Meh-na Lisa
One night in 1911, a maintenance worker at the Louvre decided to go home with the Mona Lisa hidden under his smock. When it was discovered, all of Paris was positively scandalized by the theft of a painting which, until that night, no one really gave a merde about.
Up to that point, the relatively small Mona Lisa was just one of a handful of Leonardos hanging in the museum. But when the news broke, throngs of Parisians bum-rushed the Louvre to see the empty wall space where the Mona Lisa had hung.
Le police had no clues. They hauled in Pablo Picasso for questioning, but lucky for the cubists among us, he had an alibi.
Two years later, the thief, an Italian carpenter named Vincenzo Peruggia was caught trying to sell the painting in Florence. Newspapers went crazy with the story, the Mona Lisa was plastered, above the fold, across the world, and suddenly, she became famous.
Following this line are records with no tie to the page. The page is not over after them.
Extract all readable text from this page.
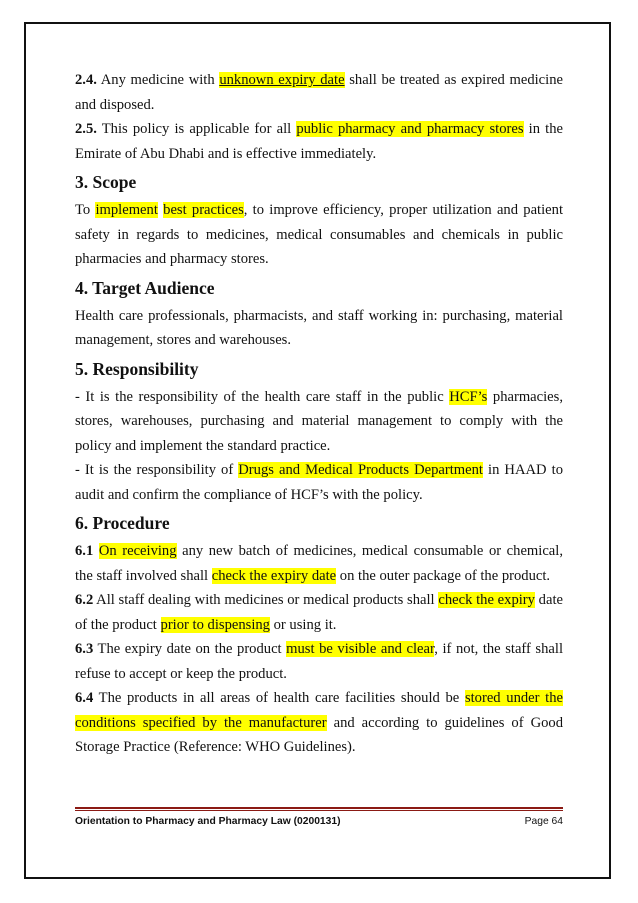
2.4. Any medicine with unknown expiry date shall be treated as expired medicine and disposed.

2.5. This policy is applicable for all public pharmacy and pharmacy stores in the Emirate of Abu Dhabi and is effective immediately.

3. Scope

To implement best practices, to improve efficiency, proper utilization and patient safety in regards to medicines, medical consumables and chemicals in public pharmacies and pharmacy stores.

4. Target Audience

Health care professionals, pharmacists, and staff working in: purchasing, material management, stores and warehouses.

5. Responsibility

- It is the responsibility of the health care staff in the public HCF’s pharmacies, stores, warehouses, purchasing and material management to comply with the policy and implement the standard practice.

- It is the responsibility of Drugs and Medical Products Department in HAAD to audit and confirm the compliance of HCF’s with the policy.

6. Procedure

6.1 On receiving any new batch of medicines, medical consumable or chemical, the staff involved shall check the expiry date on the outer package of the product.

6.2 All staff dealing with medicines or medical products shall check the expiry date of the product prior to dispensing or using it.

6.3 The expiry date on the product must be visible and clear, if not, the staff shall refuse to accept or keep the product.

6.4 The products in all areas of health care facilities should be stored under the conditions specified by the manufacturer and according to guidelines of Good Storage Practice (Reference: WHO Guidelines).

Orientation to Pharmacy and Pharmacy Law (0200131)	Page 64
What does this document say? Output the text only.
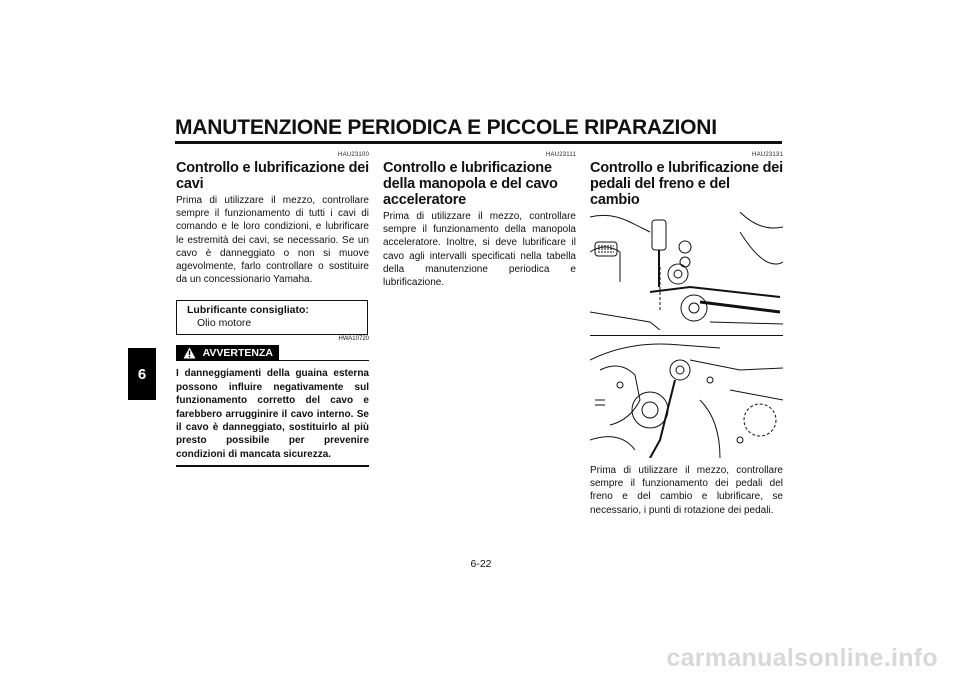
MANUTENZIONE PERIODICA E PICCOLE RIPARAZIONI
6
HAU23100
Controllo e lubrificazione dei cavi

Prima di utilizzare il mezzo, controllare sempre il funzionamento di tutti i cavi di comando e le loro condizioni, e lubrificare le estremità dei cavi, se necessario. Se un cavo è danneggiato o non si muove agevolmente, farlo controllare o sostituire da un concessionario Yamaha.

Lubrificante consigliato:
Olio motore
HWA10720
AVVERTENZA

I danneggiamenti della guaina esterna possono influire negativamente sul funzionamento corretto del cavo e farebbero arrugginire il cavo interno. Se il cavo è danneggiato, sostituirlo al più presto possibile per prevenire condizioni di mancata sicurezza.

HAU23111
Controllo e lubrificazione della manopola e del cavo acceleratore

Prima di utilizzare il mezzo, controllare sempre il funzionamento della manopola acceleratore. Inoltre, si deve lubrificare il cavo agli intervalli specificati nella tabella della manutenzione periodica e lubrificazione.

HAU23131
Controllo e lubrificazione dei pedali del freno e del cambio

Prima di utilizzare il mezzo, controllare sempre il funzionamento dei pedali del freno e del cambio e lubrificare, se necessario, i punti di rotazione dei pedali.

6-22
carmanualsonline.info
Then in 1919, when Marcel Duchamp wanted to perform a symbolic defacing of a piece of high art, he drew a goatee across a postcard of her face and suddenly, she became sacred.
The fame she achieved as a result of this theft fed on itself and fed on itself, leading critics and academics to wax intellectual about all of her superior qualities, yielding unending conspiracy theories and ubiquitous pop culture references, until she was widely considered the greatest painting in the world.
But she is only celebrated because she is popular.
And she is only popular because she is popular.
And she only became popular because she was stolen.
And she was only stolen because she was small.